Opinião

Obrigado, mãe (Opinião)

Fernando Santos Marques. “Mães há muitas. E comemorações também. Pois como o Natal, este dia é quando o Homem quiser.”

Mães há muitas!

E no primeiro domingo do mês de Maio, que este ano será o primeiro dia do mês, comemora-se o Dia da Mãe. No Brasil a Mãe celebra-se no segundo domingo do mês de Maio. Tal como na grande maioria dos países europeus, nos Estados Unidos, Canadá, Austrália, África do Sul, Turquia e China. Noutros países, comemora-se noutras datas… Na Noruega é no segundo domingo de Fevereiro, no Egipto a 21 de Março, na Rússia a 8 de Março, na Grécia no dia 7 de Abril, na França e na Suécia no último domingo de Maio, na Índia no início do mês de Outubro, … etc, etc.

Afinal, e como estávamos dizendo, mães há muitas. E comemorações também. Pois como o Natal, este dia é quando o Homem quiser. Ou melhor, quando o filho quiser.

Contudo, só uma “Mummy” é nossa. A nossa “Nai”, como dizem os galegos. Simultaneamente fortaleza e porto seguro.  Farol, colo e aconchego. Enfim, o nosso consolo permanente.

Em todas as nossas mães há um misto de “mãe guerreira”, de “mãe-coragem” de Brecht[1] e de “mãe-galinha” super-protectora e que pretende guardar os filhos permanentemente debaixo das suas asas. Há também a “mãe-preocupada”, sempre ansiosa com os dramas dos descendentes, mesmo quando eles não existem senão na sua cabeça, e a mãe-coruja, babada e orgulhosa dos seus filhos. Mas há também Maria de Nazaré, que os cristãos – quer sejam da Igreja Católica Romana, das Igrejas Ortodoxas, Anglicana ou Luterana – acreditam que sendo mãe de Jesus, é também “Mãe de Deus e dos Homens”, tendo sido continuamente venerada desde o início do Cristianismo.

E porque são os filhos que fazem de todas estas mulheres as mães que comemoramos neste dia, queremos TODOS ser queridos para a Mãe.

Soltemos pois vivas à nossa Mãe. A “Mãe querida” que também cantava Ágata, Tony Carreira, Luis Filipe Reis, Romana, Armando Gama, Valentina Torres e Tó-Zé Morais, em meados dos anos noventa do século passado[2]. Seja ela mais ou menos bela, mais ou menos madura, mais ou menos inteligente. Será sempre a nossa mãe. Preocupada, doce e … perfeita!

Porque a nossa ascendência é a nossa maior riqueza, o amor materno, diferente de todos os outros no mundo, que tudo ousa e tudo perdoa, porque incondicional, deverá ser sempre objecto da nossa gratidão. Afinal, e pegando noutro provérbio, “a uma mulher não se bate, nem com uma flor”. Portanto a uma Mãe nem sequer se levanta a mão. Excepto se o filho se chamar Afonso e a mãe Teresa!…

Recordando Sófocles, para quem “os filhos são para as mães as âncoras da sua vida”, neste Dia da Mãe deveremos comemorar a beleza da natureza. E agradecer o seu ombro amigo que nos suporta em todos os momentos. Antes que estejamos sós. Sem o afecto de quem nunca desiste de nós.

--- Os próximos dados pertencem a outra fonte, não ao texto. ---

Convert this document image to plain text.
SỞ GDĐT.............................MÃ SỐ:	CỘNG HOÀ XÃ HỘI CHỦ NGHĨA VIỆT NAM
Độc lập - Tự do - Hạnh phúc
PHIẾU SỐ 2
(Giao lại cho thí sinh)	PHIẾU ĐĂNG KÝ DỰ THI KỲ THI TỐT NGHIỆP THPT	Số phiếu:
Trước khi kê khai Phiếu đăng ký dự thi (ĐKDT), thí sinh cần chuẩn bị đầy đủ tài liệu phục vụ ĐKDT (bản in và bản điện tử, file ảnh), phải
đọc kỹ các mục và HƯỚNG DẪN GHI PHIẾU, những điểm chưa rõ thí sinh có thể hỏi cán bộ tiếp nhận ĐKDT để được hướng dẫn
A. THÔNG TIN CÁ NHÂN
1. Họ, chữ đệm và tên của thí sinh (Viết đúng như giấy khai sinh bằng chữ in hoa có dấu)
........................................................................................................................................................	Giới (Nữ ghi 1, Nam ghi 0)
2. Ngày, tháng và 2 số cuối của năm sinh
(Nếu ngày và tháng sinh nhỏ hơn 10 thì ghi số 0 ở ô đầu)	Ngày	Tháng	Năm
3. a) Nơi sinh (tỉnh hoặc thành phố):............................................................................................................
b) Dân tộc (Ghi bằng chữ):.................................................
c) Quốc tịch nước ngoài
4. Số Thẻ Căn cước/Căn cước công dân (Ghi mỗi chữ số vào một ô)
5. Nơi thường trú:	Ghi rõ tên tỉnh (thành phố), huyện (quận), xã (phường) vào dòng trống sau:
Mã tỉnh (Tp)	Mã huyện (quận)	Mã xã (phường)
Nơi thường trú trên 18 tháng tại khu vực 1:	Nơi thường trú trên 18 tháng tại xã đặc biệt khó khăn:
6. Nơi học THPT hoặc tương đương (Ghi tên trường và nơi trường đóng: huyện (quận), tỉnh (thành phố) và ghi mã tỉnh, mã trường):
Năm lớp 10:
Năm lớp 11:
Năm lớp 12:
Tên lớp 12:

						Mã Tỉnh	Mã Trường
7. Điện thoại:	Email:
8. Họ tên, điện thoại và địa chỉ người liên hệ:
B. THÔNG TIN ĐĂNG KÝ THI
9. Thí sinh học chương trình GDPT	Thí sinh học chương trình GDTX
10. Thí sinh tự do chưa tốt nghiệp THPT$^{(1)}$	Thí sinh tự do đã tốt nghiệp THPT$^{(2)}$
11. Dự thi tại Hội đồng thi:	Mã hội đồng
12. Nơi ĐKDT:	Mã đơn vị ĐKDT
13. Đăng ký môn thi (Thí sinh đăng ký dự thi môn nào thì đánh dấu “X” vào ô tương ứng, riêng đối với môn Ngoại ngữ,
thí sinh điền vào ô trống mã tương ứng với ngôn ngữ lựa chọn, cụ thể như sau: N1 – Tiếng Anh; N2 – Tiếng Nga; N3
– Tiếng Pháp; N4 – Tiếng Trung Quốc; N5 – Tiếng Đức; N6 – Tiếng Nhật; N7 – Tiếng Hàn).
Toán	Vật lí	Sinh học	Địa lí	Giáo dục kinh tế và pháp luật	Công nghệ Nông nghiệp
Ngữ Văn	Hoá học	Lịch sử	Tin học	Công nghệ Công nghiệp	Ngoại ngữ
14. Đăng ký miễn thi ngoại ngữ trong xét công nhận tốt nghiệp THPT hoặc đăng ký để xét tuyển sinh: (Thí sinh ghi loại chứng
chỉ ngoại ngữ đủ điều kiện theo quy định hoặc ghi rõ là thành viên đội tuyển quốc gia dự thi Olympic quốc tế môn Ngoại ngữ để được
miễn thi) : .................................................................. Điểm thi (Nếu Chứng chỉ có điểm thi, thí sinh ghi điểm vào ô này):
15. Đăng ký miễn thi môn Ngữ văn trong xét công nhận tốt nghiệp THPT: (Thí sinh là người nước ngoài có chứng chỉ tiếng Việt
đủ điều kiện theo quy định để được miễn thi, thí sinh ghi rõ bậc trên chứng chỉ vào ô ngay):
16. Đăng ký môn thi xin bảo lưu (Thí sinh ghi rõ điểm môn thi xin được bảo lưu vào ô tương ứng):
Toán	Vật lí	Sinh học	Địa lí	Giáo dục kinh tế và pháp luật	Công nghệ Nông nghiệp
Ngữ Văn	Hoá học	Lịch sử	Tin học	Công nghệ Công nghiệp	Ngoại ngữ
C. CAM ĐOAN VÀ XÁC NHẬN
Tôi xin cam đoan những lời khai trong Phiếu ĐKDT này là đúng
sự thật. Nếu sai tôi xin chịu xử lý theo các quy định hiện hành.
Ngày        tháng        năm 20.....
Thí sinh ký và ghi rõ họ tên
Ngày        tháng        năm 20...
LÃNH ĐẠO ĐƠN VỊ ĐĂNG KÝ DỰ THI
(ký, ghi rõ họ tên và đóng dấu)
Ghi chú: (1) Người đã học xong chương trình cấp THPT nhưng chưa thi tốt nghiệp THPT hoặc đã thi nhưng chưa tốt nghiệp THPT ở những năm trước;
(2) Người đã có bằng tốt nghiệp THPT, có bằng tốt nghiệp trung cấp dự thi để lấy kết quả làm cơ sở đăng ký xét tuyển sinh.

Para terminar, ao retomar a ideia inicial e porque somos todos filhos da mãe, se é verdade que mães há muitas, a verdade é que só uma é nossa. E essa será, com toda a certeza, a melhor mãe do mundo!

Para a minha, um beijinho especial.

[1] Peça de teatro do poeta e dramaturgo alemão Bertolt Brecht, intitulada “Mãe Coragem e Seus Filhos” (no original “Mutter Courage und inhre Kinder”), considerada como uma das mais importantes peças de teatro contra a guerra.

[2]  A música “Mãe Querida”, da autoria de António Manuel Mateus Antunes, mais conhecido por Tony Carreira, é datada de 1994 e foi incluída no álbum “Adeus Amigo”. Este disco é o quarto álbum de estúdio a solo do cantor, tendo sido editado pela editora Espacial. O título é uma homenagem ao cantor Dino Meira.